Although quite adept at handling small to mid-size databases, a common problem for Helix is that for much of its lifetime, it has run only in the co-operative multitasking environment of the Classic Mac OS, making it rather unstable for large databases. For many products this is not a serious problem, but for a database this is a true kiss of Death. Although the programming language itself has the scalability required to create complex databases, the inability to run reliably in a 24/7 environment relegates Helix to workgroups of 100 users or less. However, these limitations are rapidly becoming history. QSA released an OS X version of its Helix Server in December 2005 and is rolling out the rest of its product line in OS X versions in 2006 and 2007.
For someone familiar with Helix, the savings in development time can be significant. One expert who is also a leading Microsoft Access trainer/developer estimates that depending upon the size of the project, a Helix project can be finished in 30-70% of the time as the same Access project. The savings come particularly from the absence of a programming "language," thus the elimination of all syntax errors. Since Helix, itself, prevents a developer from making syntactical or programming errors, the remaining sources of problems come from errors in business logic. All languages face this problem, but Helix once again softens the difficulty in tracking down the problems due to its object-based and graphical nature. Because all of the objects are linked (through icons, not through coding), the system "knows" what objects are used by other objects and in what way and simplifies tracking down business logic errors and also provides a simple method of determining everything that is about to be affected by a proposed change to any object.
Helix was the first object-based, visual-programming development environment (preceding VB by many years), so programmers did not seem ready for the idea of a language-less development tool (just as, in those days, they preferred and argued in favor of a character-based OS over a GUI-based OS). But Helix found a strongly loyal following among professionals and small business owners who were able to create complex applications to run their businesses the way they want them to be run (instead of having to fit into a packaged product or hire a programmer to develop a custom application).
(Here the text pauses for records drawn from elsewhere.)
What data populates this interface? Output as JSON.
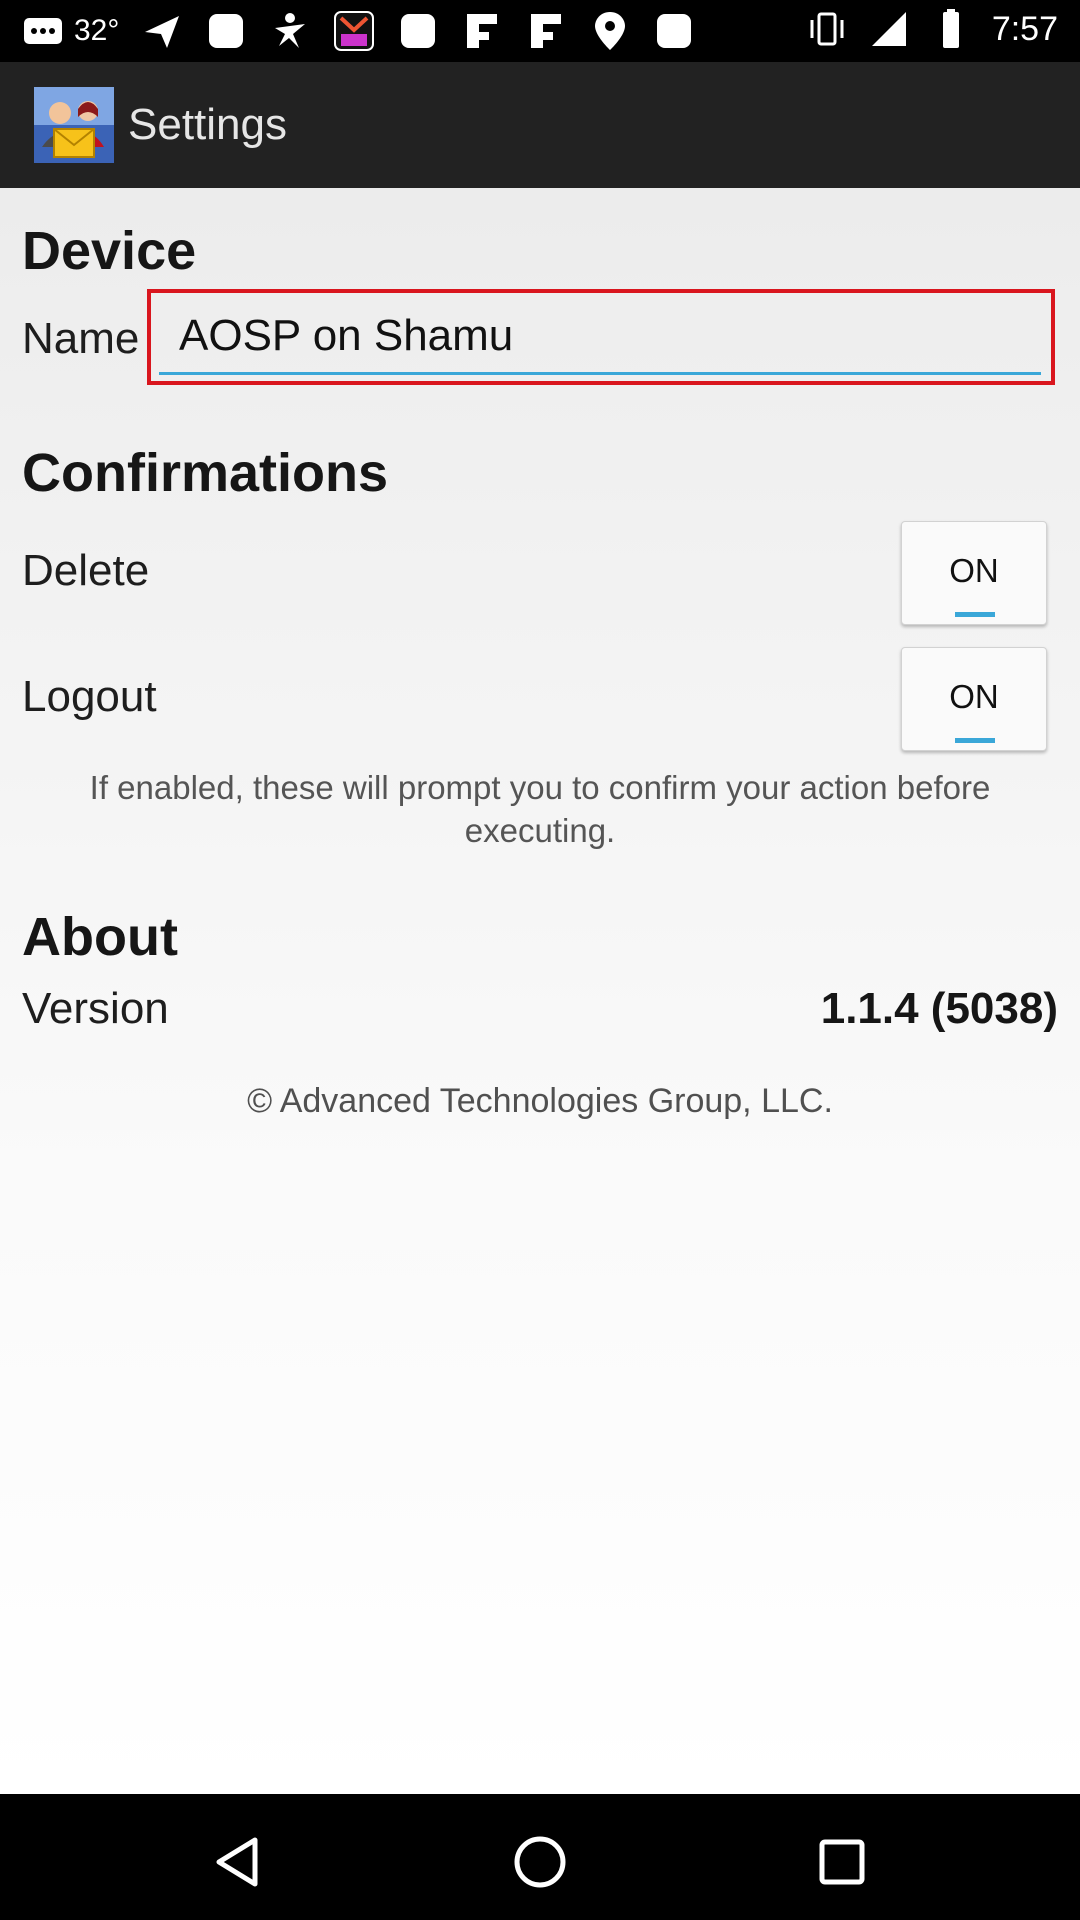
{
  "status_bar": {
    "temperature": "32°",
    "time": "7:57",
    "icons": [
      "message-icon",
      "send-icon",
      "notification-icon",
      "fitness-icon",
      "pop-app-icon",
      "notification-icon",
      "flipboard-icon",
      "flipboard-icon",
      "location-icon",
      "notification-icon",
      "vibrate-icon",
      "signal-icon",
      "battery-icon"
    ]
  },
  "app_bar": {
    "title": "Settings",
    "icon": "app-logo-icon"
  },
  "device": {
    "section_title": "Device",
    "name_label": "Name",
    "name_value": "AOSP on Shamu"
  },
  "confirmations": {
    "section_title": "Confirmations",
    "delete_label": "Delete",
    "delete_toggle": "ON",
    "logout_label": "Logout",
    "logout_toggle": "ON",
    "hint": "If enabled, these will prompt you to confirm your action before executing."
  },
  "about": {
    "section_title": "About",
    "version_label": "Version",
    "version_value": "1.1.4 (5038)",
    "copyright": "© Advanced Technologies Group, LLC."
  },
  "colors": {
    "accent": "#3aa7d8",
    "highlight": "#d9161e",
    "app_bar": "#222222"
  },
  "nav_bar": {
    "icons": [
      "back-icon",
      "home-icon",
      "recents-icon"
    ]
  }
}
Limitations of Helix Visual Programming
In Helix, one must compose all code graphically - thus, an if..then..else construct is built using flowchart-type widgets such as decision diamonds, and loops are implemented using connectors.
While Helix's visual programming is possibly easier for novices to learn (because it uses a flowcharting paradigm that is intuitively understood by non-technical individuals), it becomes tedious when the amount of code to be written becomes significant,especially for an individual who can write code much more easily and conveniently than if forced to drag icons from a palette. Helix has suffered from the lack of developer support and third-party applications. Originally, the 4th Dimension database software on the Macintosh also supported visual programming, but that as its programming language acquired more features, the visual programming capability was eventually dropped.